A quarter of the world is facing an increasingly grave lack of water
Climate change is leading to drastic water shortages from desertification, groundwater depletion, and overuse across larges areas of the world and this threatens almost two billion people, as reported by Somini Sengupta and Weiyi Cai
Countries that are home to one-fourth of Earth’s population face an increasingly urgent risk: The prospect of running out of water.
From India to Iran to Botswana, 17 countries around the world are currently under extremely high water stress, meaning they are using almost all the water they have, the World Resources Institute said in a report published Tuesday.
Many are arid countries to begin with; some are squandering what water they have. Several are relying too heavily on groundwater, which instead they should be replenishing and saving for times of drought.
In those countries are several big, thirsty cities that have faced acute shortages recently, including São Paulo, Brazil; Chennai, India; and Cape Town, which in 2018 narrowly beat what it called Day Zero — the day when all its dams would be dry.
“We’re likely to see more of these Day Zeros in the future,” said Betsy Otto, who directs the global water program at the World Resources Institute. “The picture is alarming in many places around the world.”
Climate change heightens the risk.

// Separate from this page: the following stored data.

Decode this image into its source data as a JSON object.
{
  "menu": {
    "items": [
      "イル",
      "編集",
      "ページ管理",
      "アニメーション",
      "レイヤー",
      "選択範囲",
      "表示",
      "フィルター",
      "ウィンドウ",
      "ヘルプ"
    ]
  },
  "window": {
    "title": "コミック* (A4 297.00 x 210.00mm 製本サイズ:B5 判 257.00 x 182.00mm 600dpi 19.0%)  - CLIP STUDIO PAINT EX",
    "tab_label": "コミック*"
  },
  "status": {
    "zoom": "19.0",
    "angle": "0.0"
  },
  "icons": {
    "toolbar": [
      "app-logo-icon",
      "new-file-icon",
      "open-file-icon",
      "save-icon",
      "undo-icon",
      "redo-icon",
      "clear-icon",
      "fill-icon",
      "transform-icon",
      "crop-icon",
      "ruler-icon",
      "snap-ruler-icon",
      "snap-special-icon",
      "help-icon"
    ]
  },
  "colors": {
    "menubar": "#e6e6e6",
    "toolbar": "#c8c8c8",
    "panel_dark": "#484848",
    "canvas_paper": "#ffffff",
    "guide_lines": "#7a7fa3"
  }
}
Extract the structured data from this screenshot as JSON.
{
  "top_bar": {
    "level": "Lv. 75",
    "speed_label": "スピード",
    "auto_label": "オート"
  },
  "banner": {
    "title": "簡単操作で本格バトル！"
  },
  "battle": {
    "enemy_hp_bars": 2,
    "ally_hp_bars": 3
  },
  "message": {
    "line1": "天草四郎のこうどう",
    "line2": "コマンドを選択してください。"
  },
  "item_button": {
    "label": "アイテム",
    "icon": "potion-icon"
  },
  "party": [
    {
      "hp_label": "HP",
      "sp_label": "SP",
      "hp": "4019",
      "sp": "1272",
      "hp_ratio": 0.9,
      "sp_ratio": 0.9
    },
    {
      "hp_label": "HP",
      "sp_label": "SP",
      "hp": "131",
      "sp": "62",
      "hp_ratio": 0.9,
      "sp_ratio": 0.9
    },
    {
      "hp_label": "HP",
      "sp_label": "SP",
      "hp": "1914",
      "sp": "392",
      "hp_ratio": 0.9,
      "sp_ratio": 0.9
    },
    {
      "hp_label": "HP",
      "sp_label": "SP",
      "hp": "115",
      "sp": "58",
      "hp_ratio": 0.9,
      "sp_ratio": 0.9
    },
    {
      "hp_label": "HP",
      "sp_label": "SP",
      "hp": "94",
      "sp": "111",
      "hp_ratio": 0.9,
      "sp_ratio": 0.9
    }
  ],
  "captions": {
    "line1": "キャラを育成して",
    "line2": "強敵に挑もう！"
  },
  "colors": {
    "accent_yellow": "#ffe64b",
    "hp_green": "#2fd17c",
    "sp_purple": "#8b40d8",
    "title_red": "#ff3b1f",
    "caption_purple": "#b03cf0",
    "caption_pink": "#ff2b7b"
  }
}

As rainfall becomes more erratic, the water supply becomes less reliable. At the same time, as the days grow hotter, more water evaporates from reservoirs just as demand for water increases.
Water-stressed places are sometimes cursed by two extremes. São Paulo was ravaged by floods a year after its taps nearly ran dry. Chennai suffered fatal floods four years ago, and now its reservoirs are almost empty.
This — along with global warming — is one of the most pressing aspects of climate change, and all regional efforts seem to be falling short of countering the obvious trendline.
The world is not ready for hundreds of millions of climate refugees.